本研究旨在重新审视介导卡巴胆碱诱导人膀胱收缩的毒蕈碱型乙酰胆碱受体亚型,并研究其潜在的信号转导机制。基于非选择性的托特罗定、高度选择性的M(2)型(R)-4-[2-[3-(4-甲氧基苯甲酰氨基)-苄基]-哌啶-1-基甲基]哌啶-1-羧酸酰胺(Ro-320-6206),以及高度选择性的M(3)型达非那新和3-(1-氨基甲酰基-1,1-二苯基甲基)-1-(4-甲氧基苯乙基)吡咯烷(APP),收缩是通过M(3)受体发生的。磷脂酶C抑制剂1-(6-[([17β]-3-甲氧基雌甾-1,3,5[10]-三烯-17-基)氨基]己基)-1H-吡咯-2,5-二酮(U 73,122)(1-10微摩尔)对卡巴胆碱刺激的膀胱收缩没有显著影响。

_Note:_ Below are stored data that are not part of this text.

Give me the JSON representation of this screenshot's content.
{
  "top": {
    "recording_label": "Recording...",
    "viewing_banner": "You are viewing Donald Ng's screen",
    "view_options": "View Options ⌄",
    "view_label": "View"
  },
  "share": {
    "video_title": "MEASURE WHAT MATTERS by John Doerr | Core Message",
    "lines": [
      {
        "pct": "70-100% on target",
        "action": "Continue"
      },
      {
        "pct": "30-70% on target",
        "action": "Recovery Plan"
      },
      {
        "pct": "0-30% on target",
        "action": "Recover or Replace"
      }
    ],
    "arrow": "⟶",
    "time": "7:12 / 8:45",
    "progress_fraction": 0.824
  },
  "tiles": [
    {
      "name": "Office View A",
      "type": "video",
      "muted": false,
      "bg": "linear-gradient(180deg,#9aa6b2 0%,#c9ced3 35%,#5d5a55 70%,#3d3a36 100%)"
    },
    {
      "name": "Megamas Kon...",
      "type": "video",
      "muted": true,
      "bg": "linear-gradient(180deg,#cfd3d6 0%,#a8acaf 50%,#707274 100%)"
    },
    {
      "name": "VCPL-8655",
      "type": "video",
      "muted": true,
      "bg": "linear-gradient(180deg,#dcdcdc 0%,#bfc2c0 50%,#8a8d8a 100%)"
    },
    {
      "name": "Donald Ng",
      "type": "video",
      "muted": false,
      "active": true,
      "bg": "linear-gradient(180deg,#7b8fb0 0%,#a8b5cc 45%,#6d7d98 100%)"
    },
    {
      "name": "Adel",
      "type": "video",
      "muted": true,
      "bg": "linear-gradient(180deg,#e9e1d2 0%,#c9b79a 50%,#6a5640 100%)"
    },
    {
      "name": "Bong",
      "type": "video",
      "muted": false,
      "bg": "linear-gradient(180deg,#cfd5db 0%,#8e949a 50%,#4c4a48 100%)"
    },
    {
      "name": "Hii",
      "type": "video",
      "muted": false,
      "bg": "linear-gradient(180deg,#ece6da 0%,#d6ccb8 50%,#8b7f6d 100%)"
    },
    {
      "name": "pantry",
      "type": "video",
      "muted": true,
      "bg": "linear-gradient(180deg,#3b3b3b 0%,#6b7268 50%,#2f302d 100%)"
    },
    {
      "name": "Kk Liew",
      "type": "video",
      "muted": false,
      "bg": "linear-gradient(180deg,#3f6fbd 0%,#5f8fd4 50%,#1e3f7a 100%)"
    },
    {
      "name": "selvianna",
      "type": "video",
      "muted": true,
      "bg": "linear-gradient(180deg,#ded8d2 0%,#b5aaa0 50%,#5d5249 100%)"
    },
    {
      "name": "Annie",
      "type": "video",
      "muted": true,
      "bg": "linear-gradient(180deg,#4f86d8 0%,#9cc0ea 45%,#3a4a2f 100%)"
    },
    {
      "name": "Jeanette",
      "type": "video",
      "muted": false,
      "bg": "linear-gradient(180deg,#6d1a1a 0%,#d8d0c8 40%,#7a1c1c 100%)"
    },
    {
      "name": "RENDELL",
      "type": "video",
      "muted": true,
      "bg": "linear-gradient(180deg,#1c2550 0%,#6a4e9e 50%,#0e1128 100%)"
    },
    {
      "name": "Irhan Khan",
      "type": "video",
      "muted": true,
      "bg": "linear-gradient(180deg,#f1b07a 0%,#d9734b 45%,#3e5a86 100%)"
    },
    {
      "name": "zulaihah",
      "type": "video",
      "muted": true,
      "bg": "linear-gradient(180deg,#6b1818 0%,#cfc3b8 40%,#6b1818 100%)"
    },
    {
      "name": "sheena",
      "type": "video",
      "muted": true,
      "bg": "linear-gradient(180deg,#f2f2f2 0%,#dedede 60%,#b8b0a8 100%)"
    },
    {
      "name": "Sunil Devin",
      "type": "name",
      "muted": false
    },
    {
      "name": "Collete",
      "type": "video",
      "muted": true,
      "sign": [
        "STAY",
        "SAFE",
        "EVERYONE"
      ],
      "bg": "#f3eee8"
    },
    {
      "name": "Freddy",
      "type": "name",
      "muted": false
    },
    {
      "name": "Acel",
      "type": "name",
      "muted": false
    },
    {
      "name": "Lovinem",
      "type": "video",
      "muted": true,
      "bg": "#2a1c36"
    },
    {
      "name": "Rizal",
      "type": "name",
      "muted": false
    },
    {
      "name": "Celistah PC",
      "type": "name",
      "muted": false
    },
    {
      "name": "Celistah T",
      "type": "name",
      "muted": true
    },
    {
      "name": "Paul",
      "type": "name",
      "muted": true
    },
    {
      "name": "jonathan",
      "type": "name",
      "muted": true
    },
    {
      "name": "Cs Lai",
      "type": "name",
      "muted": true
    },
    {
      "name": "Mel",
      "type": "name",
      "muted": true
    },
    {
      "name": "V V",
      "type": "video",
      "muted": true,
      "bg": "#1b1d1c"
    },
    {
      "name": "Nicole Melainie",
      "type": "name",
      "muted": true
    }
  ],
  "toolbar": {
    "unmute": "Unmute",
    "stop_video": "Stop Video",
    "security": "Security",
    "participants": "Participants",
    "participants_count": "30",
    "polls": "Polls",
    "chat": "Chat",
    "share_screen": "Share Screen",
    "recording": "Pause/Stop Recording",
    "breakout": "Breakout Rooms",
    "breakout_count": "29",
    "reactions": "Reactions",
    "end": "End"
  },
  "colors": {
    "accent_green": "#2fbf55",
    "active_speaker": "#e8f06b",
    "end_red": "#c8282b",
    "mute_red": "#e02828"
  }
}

相对于其阴性对照丁醇-2(各0.3%),磷脂酶D抑制剂丁醇-1对卡巴胆碱诱导的膀胱收缩有轻微但可检测到的抑制作用。钙离子通道阻滞剂硝苯地平(10-100纳摩尔)强烈抑制卡巴胆碱诱导的膀胱收缩。相比之下,1-[β-[3-(4-甲氧基苯基)丙氧基]-4-甲氧基苯乙基]-1H-咪唑盐酸盐(SK&F 96,365)(1-10微摩尔),一种储存-操作性钙离子通道抑制剂,几乎没有抑制作用。蛋白激酶C抑制剂双吲哚马来酰亚胺I(1-10微摩尔)对卡巴胆碱诱导的膀胱收缩没有显著影响。相比之下,rho相关激酶抑制剂反式-4-[(1R)-1-氨基乙基]-N-4-吡啶基环己烷甲酰胺(Y 27,632)(1-10微摩尔)浓度依赖性地有效减弱了卡巴胆碱反应。我们得出结论,卡巴胆碱通过M(3)受体诱导人膀胱收缩主要依赖于通过硝苯地平敏感通道的钙离子内流和rho激酶的激活,而磷脂酶D和储存-操作性钙离子通道仅起次要作用。令人惊讶的是,磷脂酶C或蛋白激酶C似乎在很大程度上不参与其中。